Lucas de Meo a vu sa rémunération fortement augmenter : il a réussi à sortir le groupe « par le haut » et à générer de la performance après une période de grandes difficultés. Pourtant son package n’était pas aussi élevé que celui qu’il aurait pu espérer si Renault avait pu mettre en bourse sa filiale AMPERE dédiée aux voitures électriques, pour suivre le succès boursier de TESLA… Est-ce la raison de son départ vers un groupe qui lui offre surement une très belle rémunération s’il réussit à redresser Gucci ?
Ce cas extrêmement rare devrait amener les conseils d’administration et les actionnaires à reconsidérer le fait de privilégier des rémunérations très élevées pour attirer ou garder des dirigeants de qualité. L’exemple des sociétés publiques en France avec un salaire plafonné à 450 K € montre bien qu’il y a de nombreux dirigeants intéressés pour diriger une entreprise même avec un « petit » salaire avec, pour la plupart d’entre eux, des réussites équivalentes aux autres entreprises.
Plusieurs groupes cotés parlent aujourd’hui de « salaire décent » afin de s’assurer que leurs salariés ou ceux de leurs sous-traitants gagnent suffisamment pour vivre dans les pays, régions, villes où ils travaillent (MICHELIN, AXA…). Et ce point est de plus en plus étudié par de nombreuses entreprises bien conscientes de la nécessité d’un alignement d’intérêt pour tous leurs salariés.

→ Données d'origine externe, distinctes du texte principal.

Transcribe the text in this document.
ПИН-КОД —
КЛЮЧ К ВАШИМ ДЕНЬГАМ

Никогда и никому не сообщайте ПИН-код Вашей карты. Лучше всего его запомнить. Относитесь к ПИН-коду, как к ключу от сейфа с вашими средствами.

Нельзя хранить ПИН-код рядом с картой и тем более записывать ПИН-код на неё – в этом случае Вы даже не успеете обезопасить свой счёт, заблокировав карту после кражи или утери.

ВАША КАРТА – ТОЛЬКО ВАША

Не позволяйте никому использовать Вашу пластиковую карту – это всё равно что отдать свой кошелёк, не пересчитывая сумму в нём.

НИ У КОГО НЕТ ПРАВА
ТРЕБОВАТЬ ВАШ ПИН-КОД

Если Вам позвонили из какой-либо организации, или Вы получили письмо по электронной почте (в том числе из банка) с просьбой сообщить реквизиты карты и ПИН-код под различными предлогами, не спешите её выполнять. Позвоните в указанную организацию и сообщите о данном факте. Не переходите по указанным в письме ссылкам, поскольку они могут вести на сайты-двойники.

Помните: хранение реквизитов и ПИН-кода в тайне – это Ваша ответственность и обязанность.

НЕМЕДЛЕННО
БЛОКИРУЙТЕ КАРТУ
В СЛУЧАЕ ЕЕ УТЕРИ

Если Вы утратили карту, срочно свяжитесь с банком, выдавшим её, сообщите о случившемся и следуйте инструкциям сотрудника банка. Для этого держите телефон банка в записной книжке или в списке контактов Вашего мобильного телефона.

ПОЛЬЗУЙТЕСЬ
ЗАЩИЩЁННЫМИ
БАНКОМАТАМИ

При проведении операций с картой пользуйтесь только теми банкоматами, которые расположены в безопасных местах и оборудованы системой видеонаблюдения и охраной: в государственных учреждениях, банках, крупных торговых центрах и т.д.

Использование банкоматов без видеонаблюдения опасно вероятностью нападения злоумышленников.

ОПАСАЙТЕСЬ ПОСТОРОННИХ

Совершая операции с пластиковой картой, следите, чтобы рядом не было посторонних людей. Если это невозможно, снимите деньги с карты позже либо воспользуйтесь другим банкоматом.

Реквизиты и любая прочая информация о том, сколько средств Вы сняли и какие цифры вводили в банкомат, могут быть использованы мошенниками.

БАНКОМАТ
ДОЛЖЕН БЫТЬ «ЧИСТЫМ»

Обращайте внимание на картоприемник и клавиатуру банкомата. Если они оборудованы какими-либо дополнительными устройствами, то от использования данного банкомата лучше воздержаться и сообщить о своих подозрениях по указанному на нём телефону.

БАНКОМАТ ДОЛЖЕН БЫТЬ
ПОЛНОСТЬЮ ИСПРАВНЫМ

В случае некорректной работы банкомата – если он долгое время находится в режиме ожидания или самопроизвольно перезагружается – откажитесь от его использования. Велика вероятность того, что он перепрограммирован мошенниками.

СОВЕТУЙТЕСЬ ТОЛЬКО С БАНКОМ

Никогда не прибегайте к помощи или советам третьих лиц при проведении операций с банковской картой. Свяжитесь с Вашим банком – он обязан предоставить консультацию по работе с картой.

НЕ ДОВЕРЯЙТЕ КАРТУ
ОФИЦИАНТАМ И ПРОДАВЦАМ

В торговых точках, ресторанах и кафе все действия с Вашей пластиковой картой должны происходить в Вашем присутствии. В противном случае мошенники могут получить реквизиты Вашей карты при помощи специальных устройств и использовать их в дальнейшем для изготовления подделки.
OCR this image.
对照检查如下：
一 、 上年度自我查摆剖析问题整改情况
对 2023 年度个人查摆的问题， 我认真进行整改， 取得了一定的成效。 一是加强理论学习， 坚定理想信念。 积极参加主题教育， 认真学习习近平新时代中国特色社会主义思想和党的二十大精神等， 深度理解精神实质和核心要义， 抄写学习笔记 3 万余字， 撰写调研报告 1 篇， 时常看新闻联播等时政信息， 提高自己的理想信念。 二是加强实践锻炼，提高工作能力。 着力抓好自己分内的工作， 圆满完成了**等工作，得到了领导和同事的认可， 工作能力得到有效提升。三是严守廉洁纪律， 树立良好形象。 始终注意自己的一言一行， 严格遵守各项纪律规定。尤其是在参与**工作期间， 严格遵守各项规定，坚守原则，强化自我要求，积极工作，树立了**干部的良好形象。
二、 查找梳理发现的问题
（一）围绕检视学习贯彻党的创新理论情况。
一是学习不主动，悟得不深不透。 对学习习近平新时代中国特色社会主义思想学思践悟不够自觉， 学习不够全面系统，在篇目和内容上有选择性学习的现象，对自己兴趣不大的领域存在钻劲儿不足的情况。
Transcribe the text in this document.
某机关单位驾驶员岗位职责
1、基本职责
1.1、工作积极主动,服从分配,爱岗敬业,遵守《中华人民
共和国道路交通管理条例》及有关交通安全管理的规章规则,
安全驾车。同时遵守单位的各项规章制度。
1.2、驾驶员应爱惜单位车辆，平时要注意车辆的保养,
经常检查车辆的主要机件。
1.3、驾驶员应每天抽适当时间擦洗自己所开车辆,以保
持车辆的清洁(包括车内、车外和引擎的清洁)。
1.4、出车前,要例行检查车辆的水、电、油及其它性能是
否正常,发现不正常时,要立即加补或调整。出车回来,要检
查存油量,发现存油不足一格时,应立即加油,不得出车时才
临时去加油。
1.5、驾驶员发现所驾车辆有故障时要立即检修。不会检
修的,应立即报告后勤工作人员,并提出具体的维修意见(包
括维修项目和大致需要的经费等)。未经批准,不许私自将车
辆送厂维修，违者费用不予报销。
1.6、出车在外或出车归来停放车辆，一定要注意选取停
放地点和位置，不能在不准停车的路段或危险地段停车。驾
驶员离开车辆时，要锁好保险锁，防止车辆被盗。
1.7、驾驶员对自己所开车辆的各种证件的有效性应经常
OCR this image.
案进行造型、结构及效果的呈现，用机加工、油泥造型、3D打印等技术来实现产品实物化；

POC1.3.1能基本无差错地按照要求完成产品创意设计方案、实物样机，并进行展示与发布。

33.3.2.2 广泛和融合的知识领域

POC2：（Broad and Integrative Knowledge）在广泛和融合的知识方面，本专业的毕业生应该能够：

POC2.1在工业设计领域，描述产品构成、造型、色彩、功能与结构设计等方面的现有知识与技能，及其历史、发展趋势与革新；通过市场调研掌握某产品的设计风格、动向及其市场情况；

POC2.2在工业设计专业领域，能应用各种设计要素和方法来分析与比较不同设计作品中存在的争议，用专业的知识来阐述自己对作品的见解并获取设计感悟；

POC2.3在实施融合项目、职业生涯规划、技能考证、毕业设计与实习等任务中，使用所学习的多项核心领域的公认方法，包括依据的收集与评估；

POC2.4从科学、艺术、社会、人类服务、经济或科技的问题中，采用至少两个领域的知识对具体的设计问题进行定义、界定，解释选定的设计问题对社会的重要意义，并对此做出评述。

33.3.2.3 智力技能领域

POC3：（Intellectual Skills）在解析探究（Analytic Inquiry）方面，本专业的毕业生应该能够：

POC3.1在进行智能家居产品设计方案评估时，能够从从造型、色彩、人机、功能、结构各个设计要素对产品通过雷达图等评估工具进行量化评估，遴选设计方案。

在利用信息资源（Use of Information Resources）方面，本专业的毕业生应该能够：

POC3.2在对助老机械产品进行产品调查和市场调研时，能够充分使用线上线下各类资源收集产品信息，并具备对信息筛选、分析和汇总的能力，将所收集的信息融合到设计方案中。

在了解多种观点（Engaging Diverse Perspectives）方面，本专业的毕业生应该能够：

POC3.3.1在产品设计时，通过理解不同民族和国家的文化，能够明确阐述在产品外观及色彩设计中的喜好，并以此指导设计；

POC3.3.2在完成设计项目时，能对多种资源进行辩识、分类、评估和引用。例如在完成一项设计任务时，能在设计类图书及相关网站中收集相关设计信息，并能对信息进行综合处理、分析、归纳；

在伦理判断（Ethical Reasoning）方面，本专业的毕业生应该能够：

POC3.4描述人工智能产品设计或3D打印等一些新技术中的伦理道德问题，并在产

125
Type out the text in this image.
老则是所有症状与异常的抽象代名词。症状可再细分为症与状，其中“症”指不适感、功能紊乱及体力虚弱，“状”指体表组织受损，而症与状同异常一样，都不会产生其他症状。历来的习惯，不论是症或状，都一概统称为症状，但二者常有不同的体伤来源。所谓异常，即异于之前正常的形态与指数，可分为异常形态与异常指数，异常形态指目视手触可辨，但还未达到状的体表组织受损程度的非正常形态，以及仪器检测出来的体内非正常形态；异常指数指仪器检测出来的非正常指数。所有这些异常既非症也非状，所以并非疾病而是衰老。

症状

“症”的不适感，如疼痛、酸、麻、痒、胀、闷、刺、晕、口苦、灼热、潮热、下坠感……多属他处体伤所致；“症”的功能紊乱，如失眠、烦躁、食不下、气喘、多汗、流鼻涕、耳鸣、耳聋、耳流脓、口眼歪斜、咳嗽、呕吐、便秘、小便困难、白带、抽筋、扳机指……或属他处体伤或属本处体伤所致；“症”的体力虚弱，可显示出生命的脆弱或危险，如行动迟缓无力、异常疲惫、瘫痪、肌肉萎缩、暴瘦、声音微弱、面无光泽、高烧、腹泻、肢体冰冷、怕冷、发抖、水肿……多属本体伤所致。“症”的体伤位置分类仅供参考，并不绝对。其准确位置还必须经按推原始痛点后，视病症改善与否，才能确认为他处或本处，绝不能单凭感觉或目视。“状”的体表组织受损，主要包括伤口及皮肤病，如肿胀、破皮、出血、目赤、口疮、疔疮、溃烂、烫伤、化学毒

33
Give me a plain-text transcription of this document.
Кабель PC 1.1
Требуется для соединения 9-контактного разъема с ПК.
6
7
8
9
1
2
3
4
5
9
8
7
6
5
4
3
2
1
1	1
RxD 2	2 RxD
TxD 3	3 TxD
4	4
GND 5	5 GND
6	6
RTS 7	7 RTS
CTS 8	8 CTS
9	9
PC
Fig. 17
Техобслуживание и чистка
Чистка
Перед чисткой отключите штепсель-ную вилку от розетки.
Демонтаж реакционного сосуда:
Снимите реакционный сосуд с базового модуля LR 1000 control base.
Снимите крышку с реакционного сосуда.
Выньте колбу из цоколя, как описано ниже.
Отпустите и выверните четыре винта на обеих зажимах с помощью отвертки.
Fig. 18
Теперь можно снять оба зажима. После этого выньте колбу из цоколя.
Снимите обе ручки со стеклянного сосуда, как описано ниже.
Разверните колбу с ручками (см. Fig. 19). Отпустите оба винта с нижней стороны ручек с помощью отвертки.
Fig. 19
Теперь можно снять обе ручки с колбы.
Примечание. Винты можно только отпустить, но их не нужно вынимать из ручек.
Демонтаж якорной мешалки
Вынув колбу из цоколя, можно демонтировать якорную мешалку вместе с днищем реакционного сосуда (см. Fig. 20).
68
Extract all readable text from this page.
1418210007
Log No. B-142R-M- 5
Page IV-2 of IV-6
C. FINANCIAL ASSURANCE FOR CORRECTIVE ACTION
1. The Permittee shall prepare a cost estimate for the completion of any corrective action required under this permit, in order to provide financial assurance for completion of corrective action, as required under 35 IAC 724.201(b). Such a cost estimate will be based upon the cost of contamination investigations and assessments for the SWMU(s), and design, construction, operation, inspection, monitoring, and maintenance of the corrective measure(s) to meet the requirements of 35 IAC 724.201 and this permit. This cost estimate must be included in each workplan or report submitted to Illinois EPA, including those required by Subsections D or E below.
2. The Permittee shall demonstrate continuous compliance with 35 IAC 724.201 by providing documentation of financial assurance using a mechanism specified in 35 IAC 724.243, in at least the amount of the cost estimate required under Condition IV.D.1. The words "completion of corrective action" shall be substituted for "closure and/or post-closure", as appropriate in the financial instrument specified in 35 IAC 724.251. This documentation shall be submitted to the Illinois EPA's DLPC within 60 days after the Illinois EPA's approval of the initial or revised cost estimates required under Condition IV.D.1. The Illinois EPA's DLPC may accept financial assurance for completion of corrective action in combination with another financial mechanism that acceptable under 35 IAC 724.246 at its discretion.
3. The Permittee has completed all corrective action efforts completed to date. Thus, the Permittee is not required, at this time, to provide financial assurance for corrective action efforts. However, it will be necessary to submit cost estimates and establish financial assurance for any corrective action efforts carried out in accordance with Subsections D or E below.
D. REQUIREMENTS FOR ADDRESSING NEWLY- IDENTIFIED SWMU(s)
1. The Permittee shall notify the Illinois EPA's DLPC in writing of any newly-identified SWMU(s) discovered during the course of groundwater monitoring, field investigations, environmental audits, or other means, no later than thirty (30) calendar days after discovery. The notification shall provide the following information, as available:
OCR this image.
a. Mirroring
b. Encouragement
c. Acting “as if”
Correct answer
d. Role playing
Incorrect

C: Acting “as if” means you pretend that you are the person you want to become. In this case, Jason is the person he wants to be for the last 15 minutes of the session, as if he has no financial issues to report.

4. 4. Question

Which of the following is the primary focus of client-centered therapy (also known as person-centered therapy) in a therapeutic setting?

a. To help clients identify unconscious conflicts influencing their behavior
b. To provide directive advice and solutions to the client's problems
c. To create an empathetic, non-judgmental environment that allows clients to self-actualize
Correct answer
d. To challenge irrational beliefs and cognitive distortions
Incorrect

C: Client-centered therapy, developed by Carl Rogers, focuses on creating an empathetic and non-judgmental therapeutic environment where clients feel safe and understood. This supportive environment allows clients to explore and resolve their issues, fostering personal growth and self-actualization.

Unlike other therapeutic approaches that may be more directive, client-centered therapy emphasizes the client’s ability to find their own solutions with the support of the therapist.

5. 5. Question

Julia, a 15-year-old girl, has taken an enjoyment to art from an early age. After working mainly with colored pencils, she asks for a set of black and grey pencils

Les rémunérations des dirigeants sont souvent assises sur des plans d’actions gratuites/actions de performances attribuées à un groupe plus ou moins restreint de salariés. Le cas d’HERMES est à cet égard très intéressant : plus de 80% des plans d’actions gratuites sont attribués de façon uniforme à tous les salariés et 20% seulement pour les dirigeants. Le généraliser dans toutes les entreprises serait une façon de considérer que la réussite du groupe est celle de tous les employés et pas seulement les dirigeants. Et cela permettrait de revenir à des « salaire décents » pour les dirigeants en effaçant les extrêmes qui sont à l’origine d’écarts très importants dans certains groupes cotés comme les mesure le ratio d’équité.